You don't author this trigger by hand — it falls out of the LogicalTable declaration — but it's a useful pattern to recognize when reading the deployed resources.

rETL refresh

A status-driven trigger paired with a producer that knows when fresh output is ready. The trigger's job is the rETL pipeline (Spark, MR, Airflow-task). Producer pings the trigger; rETL runs.

Downstream notification

Cron-driven trigger that calls an HTTP API, posts to Slack, or kicks off a CI workflow whenever an upstream view changes. The trigger's job is a small curl container.

Operational hooks

Cron-driven trigger for periodic chores: cache invalidation, credential rotation checks, ad-hoc validation queries. The trigger's job is whatever container does the work.

How to inspect

# Get the table-trigger view
kubectl get tabletriggers
# NAME              PAUSED   SCHEMA   TABLE   SCHEDULE   TIMESTAMP            WATERMARK
# refresh-audience  false    KAFKA    audience @hourly   2026-04-27T18:00:00Z 2026-04-27T18:00:01Z

# Inspect a single trigger and its launched jobs
kubectl describe tabletrigger refresh-audience

# See the spawned jobs (the operator tracks them in status.jobs)
kubectl get tabletrigger refresh-audience -o jsonpath='{.status.jobs}' | jq .
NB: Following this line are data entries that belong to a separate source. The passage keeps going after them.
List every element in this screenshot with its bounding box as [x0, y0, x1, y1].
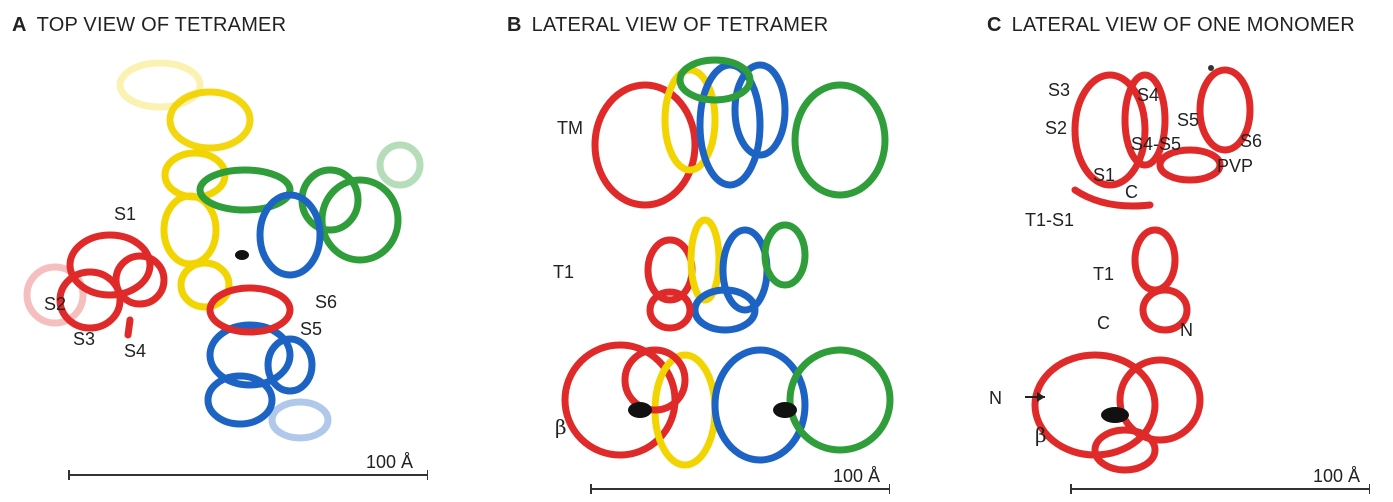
subunit-red [23, 231, 294, 339]
scale-bar-c [1070, 484, 1370, 494]
scale-bar-b [590, 484, 890, 494]
label-s5: S5 [300, 319, 323, 339]
panel-a-title-text: TOP VIEW OF TETRAMER [36, 14, 287, 36]
subunit-blue [204, 191, 332, 442]
ligands [628, 402, 797, 418]
label-t1-s1: T1-S1 [1025, 210, 1075, 230]
label-s4: S4 [124, 341, 147, 361]
panel-c-letter: C [987, 14, 1002, 36]
label-s2: S2 [1045, 118, 1068, 138]
label-n-inner: N [1180, 320, 1193, 340]
label-s4: S4 [1137, 85, 1160, 105]
panel-b-title-text: LATERAL VIEW OF TETRAMER [531, 14, 829, 36]
label-s5: S5 [1177, 110, 1200, 130]
tetramer-lateral-view-structure [561, 56, 894, 469]
label-s2: S2 [44, 294, 67, 314]
ligand [1101, 407, 1129, 423]
label-c-lower: C [1097, 313, 1110, 333]
scale-label-b: 100 Å [833, 466, 881, 486]
monomer-structure [1025, 65, 1254, 474]
label-t1: T1 [553, 262, 575, 282]
tm-region [591, 56, 889, 209]
beta-region [561, 341, 894, 469]
scale-label-a: 100 Å [366, 452, 414, 472]
panel-b-title: B LATERAL VIEW OF TETRAMER [507, 14, 828, 37]
label-tm: TM [557, 118, 583, 138]
label-beta: β [1035, 423, 1047, 447]
label-s1: S1 [1093, 165, 1116, 185]
tetramer-top-view-structure [23, 59, 424, 442]
panel-a-letter: A [12, 14, 27, 36]
panel-c-monomer-view: C LATERAL VIEW OF ONE MONOMER S3 S4 S5 S6… [975, 0, 1393, 502]
label-s6: S6 [315, 292, 338, 312]
label-beta: β [555, 415, 567, 439]
panel-b-letter: B [507, 14, 522, 36]
subunit-yellow [116, 59, 254, 311]
label-pvp: PVP [1217, 156, 1254, 176]
scale-label-c: 100 Å [1313, 466, 1361, 486]
label-n-arrow: N [989, 388, 1002, 408]
t1-region [644, 216, 809, 334]
monomer-red [1031, 65, 1254, 474]
label-t1: T1 [1093, 264, 1115, 284]
label-s6: S6 [1240, 131, 1263, 151]
label-s3: S3 [1048, 80, 1071, 100]
panel-b-lateral-view: B LATERAL VIEW OF TETRAMER [495, 0, 935, 502]
central-ion [235, 250, 249, 260]
panel-c-title: C LATERAL VIEW OF ONE MONOMER [987, 14, 1355, 37]
panel-c-title-text: LATERAL VIEW OF ONE MONOMER [1011, 14, 1355, 36]
panel-a-title: A TOP VIEW OF TETRAMER [12, 14, 286, 37]
label-s4-s5: S4-S5 [1131, 134, 1182, 154]
label-s1: S1 [114, 204, 137, 224]
label-s3: S3 [73, 329, 96, 349]
panel-a-top-view: A TOP VIEW OF TETRAMER [0, 0, 460, 502]
label-c-upper: C [1125, 182, 1138, 202]
scale-bar-a [68, 470, 428, 480]
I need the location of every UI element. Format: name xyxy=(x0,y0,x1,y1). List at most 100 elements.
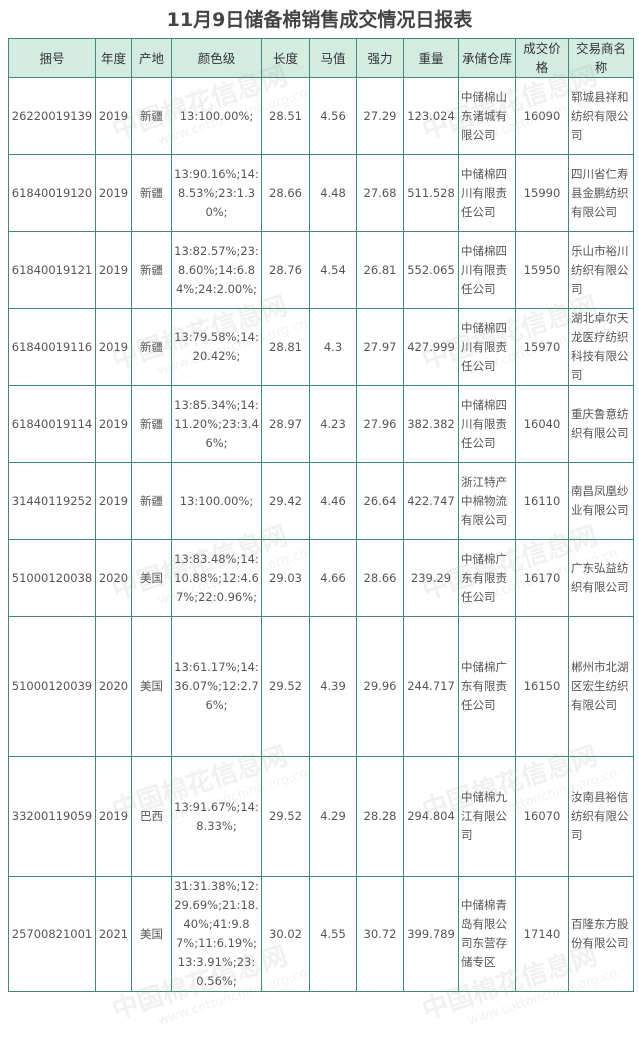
table-row: 61840019120 2019 新疆 13:90.16%;14:8.53%;23:1… xyxy=(8,154,634,232)
cell-bale-number: 61840019120 xyxy=(8,154,96,232)
header-bale-number: 捆号 xyxy=(8,38,96,78)
cell-micronaire: 4.3 xyxy=(309,308,357,386)
cell-trader-name: 湖北卓尔天龙医疗纺织科技有限公司 xyxy=(568,308,634,386)
table-row: 33200119059 2019 巴西 13:91.67%;14:8.33%; 29.5… xyxy=(8,756,634,877)
cell-bale-number: 26220019139 xyxy=(8,77,96,155)
cell-year: 2019 xyxy=(95,77,132,155)
cell-length: 28.97 xyxy=(261,385,310,463)
cell-origin: 新疆 xyxy=(131,385,172,463)
table-row: 51000120038 2020 美国 13:83.48%;14:10.88%;12:… xyxy=(8,539,634,617)
cell-micronaire: 4.66 xyxy=(309,539,357,617)
cell-year: 2019 xyxy=(95,231,132,309)
cell-trader-name: 四川省仁寿县金鹏纺织有限公司 xyxy=(568,154,634,232)
cell-origin: 美国 xyxy=(131,616,172,757)
cell-bale-number: 61840019114 xyxy=(8,385,96,463)
cell-length: 29.52 xyxy=(261,756,310,877)
cell-origin: 巴西 xyxy=(131,756,172,877)
cell-color-grade: 13:79.58%;14:20.42%; xyxy=(171,308,262,386)
cell-bale-number: 25700821001 xyxy=(8,876,96,992)
cell-color-grade: 13:90.16%;14:8.53%;23:1.30%; xyxy=(171,154,262,232)
cell-warehouse: 中储棉广东有限责任公司 xyxy=(458,539,516,617)
cell-trader-name: 郓城县祥和纺织有限公司 xyxy=(568,77,634,155)
cell-deal-price: 16170 xyxy=(515,539,569,617)
cell-weight: 422.747 xyxy=(403,462,459,540)
cell-year: 2019 xyxy=(95,756,132,877)
cell-trader-name: 汝南县裕信纺织有限公司 xyxy=(568,756,634,877)
header-length: 长度 xyxy=(261,38,310,78)
cell-year: 2021 xyxy=(95,876,132,992)
table-row: 61840019114 2019 新疆 13:85.34%;14:11.20%;23:… xyxy=(8,385,634,463)
cell-deal-price: 16040 xyxy=(515,385,569,463)
cell-strength: 28.66 xyxy=(356,539,404,617)
cell-weight: 399.789 xyxy=(403,876,459,992)
cell-length: 29.52 xyxy=(261,616,310,757)
cell-warehouse: 中储棉四川有限责任公司 xyxy=(458,308,516,386)
cell-length: 29.42 xyxy=(261,462,310,540)
cell-color-grade: 13:83.48%;14:10.88%;12:4.67%;22:0.96%; xyxy=(171,539,262,617)
cell-strength: 30.72 xyxy=(356,876,404,992)
cell-color-grade: 13:100.00%; xyxy=(171,462,262,540)
cell-warehouse: 中储棉广东有限责任公司 xyxy=(458,616,516,757)
header-trader-name: 交易商名称 xyxy=(568,38,634,78)
header-strength: 强力 xyxy=(356,38,404,78)
cell-weight: 244.717 xyxy=(403,616,459,757)
cell-color-grade: 13:91.67%;14:8.33%; xyxy=(171,756,262,877)
cell-weight: 294.804 xyxy=(403,756,459,877)
cell-weight: 552.065 xyxy=(403,231,459,309)
table-row: 61840019116 2019 新疆 13:79.58%;14:20.42%; 28.… xyxy=(8,308,634,386)
sales-report-table: 捆号 年度 产地 颜色级 长度 马值 强力 重量 承储仓库 成交价格 交易商名称 262200191… xyxy=(8,38,634,992)
cell-weight: 427.999 xyxy=(403,308,459,386)
cell-micronaire: 4.46 xyxy=(309,462,357,540)
cell-micronaire: 4.29 xyxy=(309,756,357,877)
cell-micronaire: 4.39 xyxy=(309,616,357,757)
cell-bale-number: 51000120038 xyxy=(8,539,96,617)
table-row: 51000120039 2020 美国 13:61.17%;14:36.07%;12:… xyxy=(8,616,634,757)
cell-trader-name: 百隆东方股份有限公司 xyxy=(568,876,634,992)
cell-color-grade: 13:85.34%;14:11.20%;23:3.46%; xyxy=(171,385,262,463)
table-row: 31440119252 2019 新疆 13:100.00%; 29.42 4.46 26.… xyxy=(8,462,634,540)
cell-year: 2019 xyxy=(95,385,132,463)
report-title: 11月9日储备棉销售成交情况日报表 xyxy=(166,9,473,31)
cell-deal-price: 15990 xyxy=(515,154,569,232)
cell-weight: 511.528 xyxy=(403,154,459,232)
cell-weight: 123.024 xyxy=(403,77,459,155)
header-weight: 重量 xyxy=(403,38,459,78)
cell-trader-name: 乐山市裕川纺织有限公司 xyxy=(568,231,634,309)
cell-warehouse: 中储棉山东诸城有限公司 xyxy=(458,77,516,155)
cell-warehouse: 浙江特产中棉物流有限公司 xyxy=(458,462,516,540)
cell-warehouse: 中储棉四川有限责任公司 xyxy=(458,154,516,232)
cell-color-grade: 13:61.17%;14:36.07%;12:2.76%; xyxy=(171,616,262,757)
cell-strength: 29.96 xyxy=(356,616,404,757)
cell-length: 30.02 xyxy=(261,876,310,992)
cell-origin: 新疆 xyxy=(131,154,172,232)
cell-strength: 26.64 xyxy=(356,462,404,540)
cell-strength: 26.81 xyxy=(356,231,404,309)
cell-micronaire: 4.23 xyxy=(309,385,357,463)
cell-color-grade: 31:31.38%;12:29.69%;21:18.40%;41:9.87%;1… xyxy=(171,876,262,992)
cell-strength: 28.28 xyxy=(356,756,404,877)
cell-bale-number: 61840019121 xyxy=(8,231,96,309)
cell-deal-price: 17140 xyxy=(515,876,569,992)
cell-deal-price: 16150 xyxy=(515,616,569,757)
cell-micronaire: 4.56 xyxy=(309,77,357,155)
cell-origin: 新疆 xyxy=(131,308,172,386)
cell-year: 2019 xyxy=(95,308,132,386)
cell-strength: 27.29 xyxy=(356,77,404,155)
cell-origin: 新疆 xyxy=(131,77,172,155)
cell-warehouse: 中储棉九江有限公司 xyxy=(458,756,516,877)
header-micronaire: 马值 xyxy=(309,38,357,78)
cell-bale-number: 61840019116 xyxy=(8,308,96,386)
cell-deal-price: 15950 xyxy=(515,231,569,309)
cell-deal-price: 16090 xyxy=(515,77,569,155)
cell-origin: 美国 xyxy=(131,876,172,992)
cell-trader-name: 郴州市北湖区宏生纺织有限公司 xyxy=(568,616,634,757)
cell-origin: 新疆 xyxy=(131,462,172,540)
cell-warehouse: 中储棉四川有限责任公司 xyxy=(458,231,516,309)
cell-warehouse: 中储棉青岛有限公司东营存储专区 xyxy=(458,876,516,992)
table-header-row: 捆号 年度 产地 颜色级 长度 马值 强力 重量 承储仓库 成交价格 交易商名称 xyxy=(8,38,634,78)
cell-deal-price: 15970 xyxy=(515,308,569,386)
cell-year: 2019 xyxy=(95,154,132,232)
cell-year: 2020 xyxy=(95,539,132,617)
cell-trader-name: 重庆鲁意纺织有限公司 xyxy=(568,385,634,463)
cell-trader-name: 广东弘益纺织有限公司 xyxy=(568,539,634,617)
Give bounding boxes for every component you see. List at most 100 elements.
The Job/CronJob the trigger creates lives in the same namespace as the trigger itself.

When not to use a trigger

  • You want continuous data flow, not periodic firings. That's a Pipeline — write a materialized view.
  • You want to react to row-level changes synchronously. Triggers fire per-table, not per-row. For row-level reactions, the data plane (Flink job, etc.) is the right place.
  • You need cross-table consistency. Triggers are independent — there's no "fire when both of these tables have advanced" primitive.